白粉を落とした肌は何処までも透き通っていて美しく、無造作に結い直された髪も艶やかに流れて居る。桃色の頬を抑えてころころと笑う音夏さんの姿は、内側から輝いて居ると云うのが相応しい。
「あら、……おおきに。」
音夏さんは一瞬意外そうな顔をして、それから柔らかく微笑んだ。
「嫌おすなぁ、雪ちゃんの敵娼になるんどすのん?うち。」
「ね、姉さん!そんな事より、君菊の姉さんが遅れてはりますさかい、うち、行ってきます。」
凄い勢いで捲し立てた雪代ちゃんはふらりと立ち上がって、妙な歩き方で襖に近付いて行った。
「雪代ちゃん、足、どうかしたの?」
もしかしてずっとあたしの側に控えさせてしまって居たから足が痺れてるとか?だったらマッサージすると何とかなるし。痺れると痛いんだよね、それこそ死にそうなレベルで。
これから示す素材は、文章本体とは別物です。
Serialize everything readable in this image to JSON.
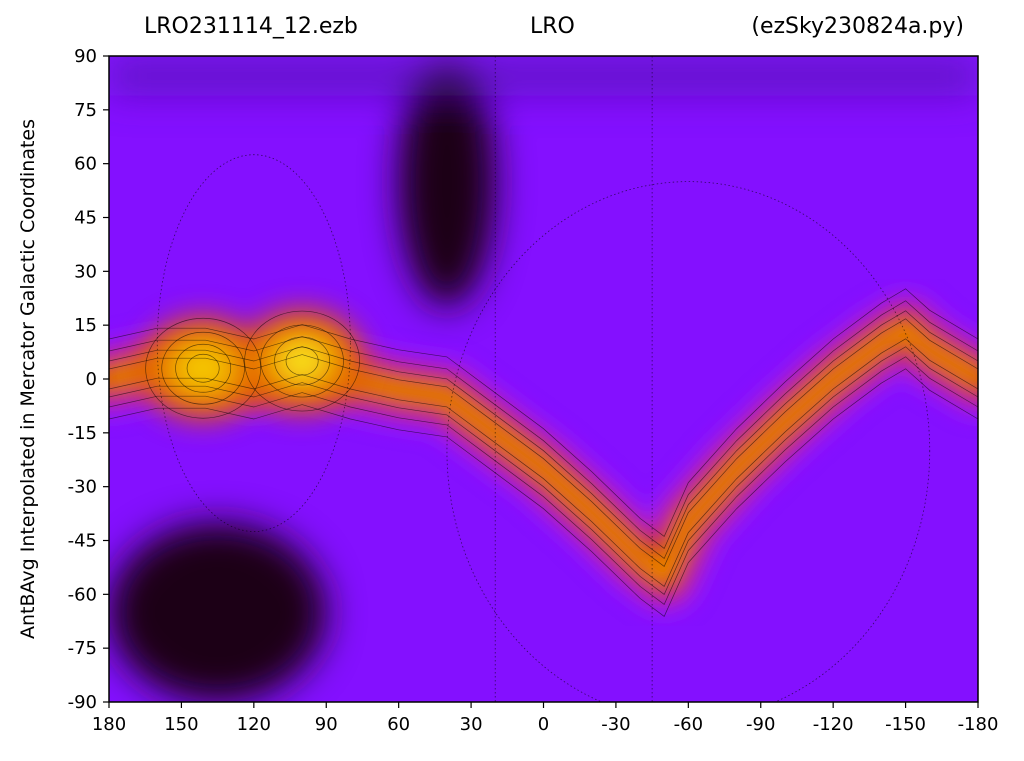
{
  "title": {
    "left": "LRO231114_12.ezb",
    "center": "LRO",
    "right": "(ezSky230824a.py)"
  },
  "colors": {
    "palette": [
      "#8410ff",
      "#a020f0",
      "#c81e5a",
      "#b81e00",
      "#e05000",
      "#ee9000",
      "#f6cc00",
      "#ffff30"
    ],
    "background_level": "#8410ff",
    "dark_region": "#1e0412"
  },
  "chart_data": {
    "type": "heatmap",
    "colormap": "gnuplot-style (dark purple → violet → red → orange → yellow)",
    "contour_lines": true,
    "xlabel": "",
    "ylabel": "AntBAvg Interpolated in Mercator Galactic Coordinates",
    "xlim": [
      180,
      -180
    ],
    "ylim": [
      -90,
      90
    ],
    "x_ticks": [
      "180",
      "150",
      "120",
      "90",
      "60",
      "30",
      "0",
      "-30",
      "-60",
      "-90",
      "-120",
      "-150",
      "-180"
    ],
    "y_ticks": [
      "90",
      "75",
      "60",
      "45",
      "30",
      "15",
      "0",
      "-15",
      "-30",
      "-45",
      "-60",
      "-75",
      "-90"
    ],
    "features": [
      {
        "name": "galactic-plane-band",
        "description": "bright ridge following the galactic plane",
        "path_lon_lat": [
          [
            180,
            0
          ],
          [
            160,
            3
          ],
          [
            140,
            3
          ],
          [
            120,
            0
          ],
          [
            100,
            4
          ],
          [
            80,
            0
          ],
          [
            60,
            -3
          ],
          [
            40,
            -5
          ],
          [
            20,
            -15
          ],
          [
            0,
            -25
          ],
          [
            -20,
            -37
          ],
          [
            -40,
            -50
          ],
          [
            -50,
            -55
          ],
          [
            -60,
            -40
          ],
          [
            -80,
            -25
          ],
          [
            -100,
            -12
          ],
          [
            -120,
            0
          ],
          [
            -140,
            10
          ],
          [
            -150,
            14
          ],
          [
            -160,
            8
          ],
          [
            -180,
            0
          ]
        ],
        "relative_level": 0.68
      },
      {
        "name": "hotspot-1",
        "lon": 141,
        "lat": 3,
        "relative_level": 0.88
      },
      {
        "name": "hotspot-2",
        "lon": 100,
        "lat": 5,
        "relative_level": 1.0
      },
      {
        "name": "dark-region-low-left",
        "lon_range": [
          180,
          90
        ],
        "lat_range": [
          -90,
          -40
        ]
      },
      {
        "name": "dark-region-upper-center",
        "lon_range": [
          60,
          20
        ],
        "lat_range": [
          20,
          90
        ]
      }
    ]
  }
}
「………うち、此処にくるまえ、あいやを悪うしとんどす。」
表情に陰りを乗せた雪代ちゃんが、呟いた。
あいや、って何だろうと一瞬考えを巡らせてるうちに、音夏さんが珍しく凛とした声で云った。
「雪ちゃん、君菊んとこ行きなはれ。うちと流はんは此処に居りますさかい。」
そして雪代ちゃんが出て行くのを待って、音夏さんは話し始めた。